All of my life I've been finding myself, figuring out who I am. Over the years I've been musical theatre girl, music girl, reader girl, [insert television show] girl, sci-fi girl, writer girl, quirky girl, old movie girl, Audrey Hepburn girl, hippie girl, art girl, etc., etc. I've often felt that I had to categorize myself like this, because so many other people, it seems, are categorized. It's like, I'm an English major, which means I think deep thoughts and criticize people on their grammar, and read Sylvia Plath and drink coffee. While I enjoy all of those things (Except I hate regular coffee. It's a mocha or nothing. Also, sometimes the deep thoughts aren't exactly ever-flowing.), I don't just enjoy those things. I love Buffy the Vampire Slayer comic books, I hate tea, and I really want a cat.
Sometimes I think I'm more likely to categorize myself in front of people.
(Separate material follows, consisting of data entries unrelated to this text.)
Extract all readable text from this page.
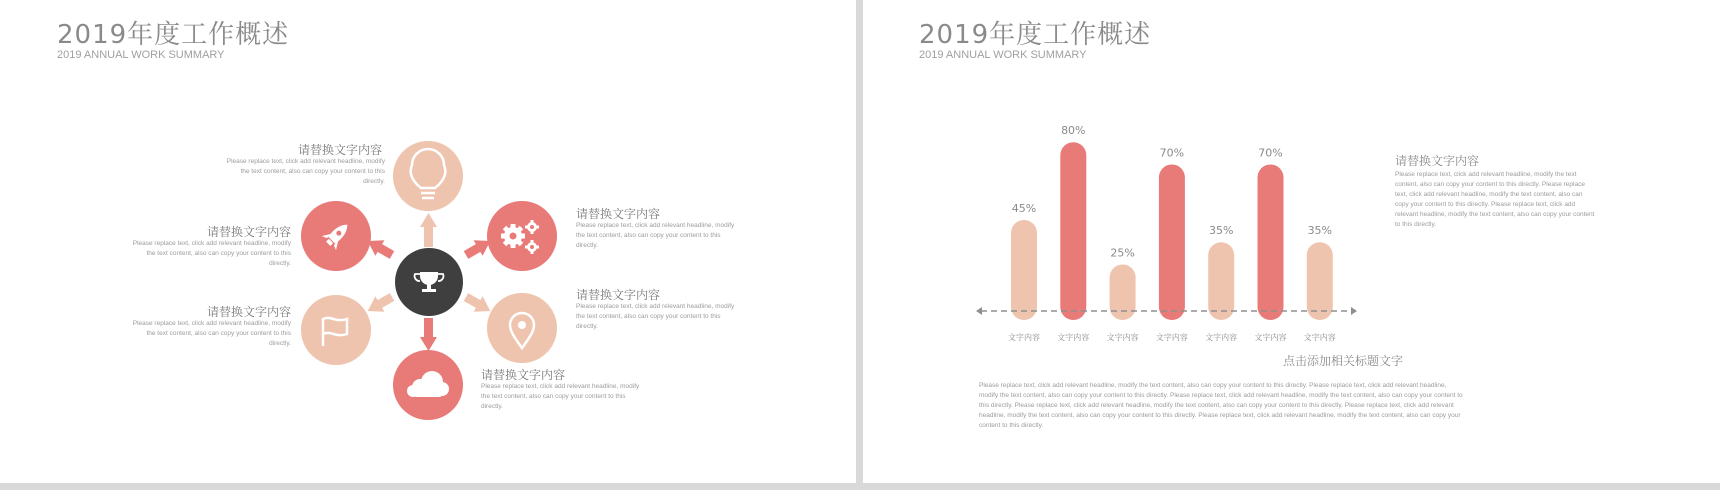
2019年度工作概述
2019 ANNUAL WORK SUMMARY
请替换文字内容
Please replace text, click add relevant headline, modify the text content, also can copy your content to this directly.
请替换文字内容
Please replace text, click add relevant headline, modify the text content, also can copy your content to this directly.
请替换文字内容
Please replace text, click add relevant headline, modify the text content, also can copy your content to this directly.
请替换文字内容
Please replace text, click add relevant headline, modify the text content, also can copy your content to this directly.
请替换文字内容
Please replace text, click add relevant headline, modify the text content, also can copy your content to this directly.
请替换文字内容
Please replace text, click add relevant headline, modify the text content, also can copy your content to this directly.
2019年度工作概述
2019 ANNUAL WORK SUMMARY
45%
文字内容
80%
文字内容
25%
文字内容
70%
文字内容
35%
文字内容
70%
文字内容
35%
文字内容
点击添加相关标题文字
请替换文字内容
Please replace text, click add relevant headline, modify the text content, also can copy your content to this directly. Please replace text, click add relevant headline, modify the text content, also can copy your content to this directly. Please replace text, click add relevant headline, modify the text content, also can copy your content to this directly.
Please replace text, click add relevant headline, modify the text content, also can copy your content to this directly. Please replace text, click add relevant headline, modify the text content, also can copy your content to this directly. Please replace text, click add relevant headline, modify the text content, also can copy your content to this directly. Please replace text, click add relevant headline, modify the text content, also can copy your content to this directly. Please replace text, click add relevant headline, modify the text content, also can copy your content to this directly. Please replace text, click add relevant headline, modify the text content, also can copy your content to this directly.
I'm musical theatre girl in front of my theatre friends, sci-fi girl in front of my friends who are into that, but I very seldom cross those lines. My new goal is to stop doing that. I want my friends to have all of me, not just the parts I know they would like.
In high school I wasn't a completely different person, but I wasn't the same either. There were a lot of things I hadn't yet discovered about myself, and a lot of things I hadn't discovered for myself. In high school I had completely different goals for myself (well, I don't know about completely. There were still some things the same).
This post is a little scattered, but I'm feeling a little scattered. I'm starting to feel like I'm really back, in that I'm a little scared. I'm confident that I can do really well this semester, but I know getting through will be tough.
And I really just want to be myself.